Da obrigatoriedade de exames toxicológicos em cabelo e unha para renovação de carteira de motorista profissional

   Segundo as Resoluções 425 e 517 do CONTRAN, a partir de abril, será obrigatório realizar exame toxicológico para renovação da carteira nacional de habilitação, categorias C (condutor de veículo motorizado usado para transporte de carga, com peso bruto superior a 3.500 quilos), D (condutor de veículo motorizado usado no transporte de passageiros, com lotação superior a oito lugares além do motorista), e E (condutor de combinação de veículos em que a unidade conduzida se enquadre nas categorias B, C ou D e cuja unidade acoplada ou rebocada tenha peso bruto de 6 mil quilos ou mais; ou cuja lotação seja superior a oito lugares; ou, ainda, que seja enquadrado na categoria trailer.). Estes exames são definidos na legislação como "exames toxicológicos de larga janela de detecção", utilizando como matriz de análise cabelos, pelos e unhas. Essa medida visa evitar os riscos associados à direção perigosa por parte dos motoristas profissionais, que muitas vezes são submetidos a péssimas condições de trabalho e fazem uso de "rebites" para aumentar o estado de vigília. Normalmente, o rebite é realizado com abuso de derivados anfetamínicos e até mesmo cocaína, conforme já foi abordado aqui no blog. 

   No entanto, essa alteração legal parece estar descompassada com a realidade e a ciência atual, razão pela qual a Sociedade Brasileira de Toxicologia se manifestou e encontra-se em processo de consulta pública para definição de uma Guideline oficial da Sociedade Brasileira de Toxicologia para análise de drogas em pelos e cabelos.

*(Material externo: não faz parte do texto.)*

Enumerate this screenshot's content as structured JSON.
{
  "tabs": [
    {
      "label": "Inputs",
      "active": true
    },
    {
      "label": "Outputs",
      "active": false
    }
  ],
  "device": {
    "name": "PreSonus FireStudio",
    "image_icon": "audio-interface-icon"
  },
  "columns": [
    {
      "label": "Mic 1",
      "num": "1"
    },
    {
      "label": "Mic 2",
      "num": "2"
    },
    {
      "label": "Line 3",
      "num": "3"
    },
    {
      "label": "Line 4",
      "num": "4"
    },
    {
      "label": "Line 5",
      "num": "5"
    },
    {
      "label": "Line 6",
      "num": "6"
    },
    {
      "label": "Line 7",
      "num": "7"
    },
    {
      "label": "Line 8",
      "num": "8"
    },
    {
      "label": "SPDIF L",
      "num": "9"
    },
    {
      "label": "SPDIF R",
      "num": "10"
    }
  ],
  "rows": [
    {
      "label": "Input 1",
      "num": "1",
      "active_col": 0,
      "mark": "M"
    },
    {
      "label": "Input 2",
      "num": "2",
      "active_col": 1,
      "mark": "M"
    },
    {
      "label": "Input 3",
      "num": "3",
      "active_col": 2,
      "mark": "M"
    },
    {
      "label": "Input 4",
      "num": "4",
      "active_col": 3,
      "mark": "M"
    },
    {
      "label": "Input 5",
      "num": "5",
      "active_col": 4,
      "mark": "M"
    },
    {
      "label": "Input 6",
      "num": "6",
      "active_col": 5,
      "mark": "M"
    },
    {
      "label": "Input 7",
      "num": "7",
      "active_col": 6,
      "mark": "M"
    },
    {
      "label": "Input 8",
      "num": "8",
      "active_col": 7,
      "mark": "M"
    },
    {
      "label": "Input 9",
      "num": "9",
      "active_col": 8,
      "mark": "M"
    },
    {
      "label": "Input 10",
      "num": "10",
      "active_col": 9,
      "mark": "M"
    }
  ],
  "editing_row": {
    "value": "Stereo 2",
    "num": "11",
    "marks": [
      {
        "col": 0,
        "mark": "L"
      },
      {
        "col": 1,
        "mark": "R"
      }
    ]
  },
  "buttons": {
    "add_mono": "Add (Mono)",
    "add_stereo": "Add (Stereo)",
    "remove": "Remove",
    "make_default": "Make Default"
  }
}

   Por que a legislação preconiza análise de cabelos, pelos e unhas? 
As substâncias químicas que ingerimos se depositam nos nossos cabelos através da corrente sanguínea, transpiração e da própria oleosidade da nossa pele. O cabelo cresce a uma taxa razoavelmente constante: cerca de 1cm por mês. Por esta lógica,  a análise de 1cm do cabelo fornece o histórico de consumo de drogas da pessoa naquele mês. Ou seja, uma pessoa que tem um cabelo de 15cm, teoricamente possibilitaria uma análise retrospectiva do seu consumo de drogas nos 15 meses anteriores.  Na resolução do CONTRAN, preconiza-se que os testes devem ser negativos no período de 90 dias anteriores. No entanto, é preciso ficar claro que essa taxa de crescimento não é igual para todas as pessoas, podendo variar de 0.7-1.5cm e que demora cerca de 5-6 dias para que o cabelo cresça da raiz à parte de cima do couro cabeludo, comprometendo essa precisão.
Considerando que um teste positivo de consumo de drogas pode implicar em suspensão do direito de exercer a profissão de motorista, o primeiro pensamento lógico seria raspar os cabelos. Em 2012, durante uma internação em uma clínica para tratar a dependência de drogas, Britney Spears chocou o mundo ao raspar os cabelos, possivelmente para escapar do exame toxicológico. 
   Nestas situações, na impossibilidade de coleta de cabelo, a legislação padroniza o uso de pelos e unhas. Neste caso, a correlação do crescimento é um pouco diferente, mas ainda permite uma análise retrospectiva. Logo, a razão para a adoção destas matrizes é que elas funcionam como uma "caixa-preta", mantendo um registro retrospectivo do consumo de drogas, ao contrário do sangue, ar exalado e mesmo da saliva, onde a presença de drogas revela um consumo recente apenas.
*Mais informações sobre análise nestas matrizes: http://chromatox.com.br/

E aí reside o primeiro descompasso legislativo: 
Diz a Lei 9.503/1997, artigo 165: Dirigir sob a influência de álcool ou de qualquer outra substância psicoativa que determine dependência: infração-gravíssima.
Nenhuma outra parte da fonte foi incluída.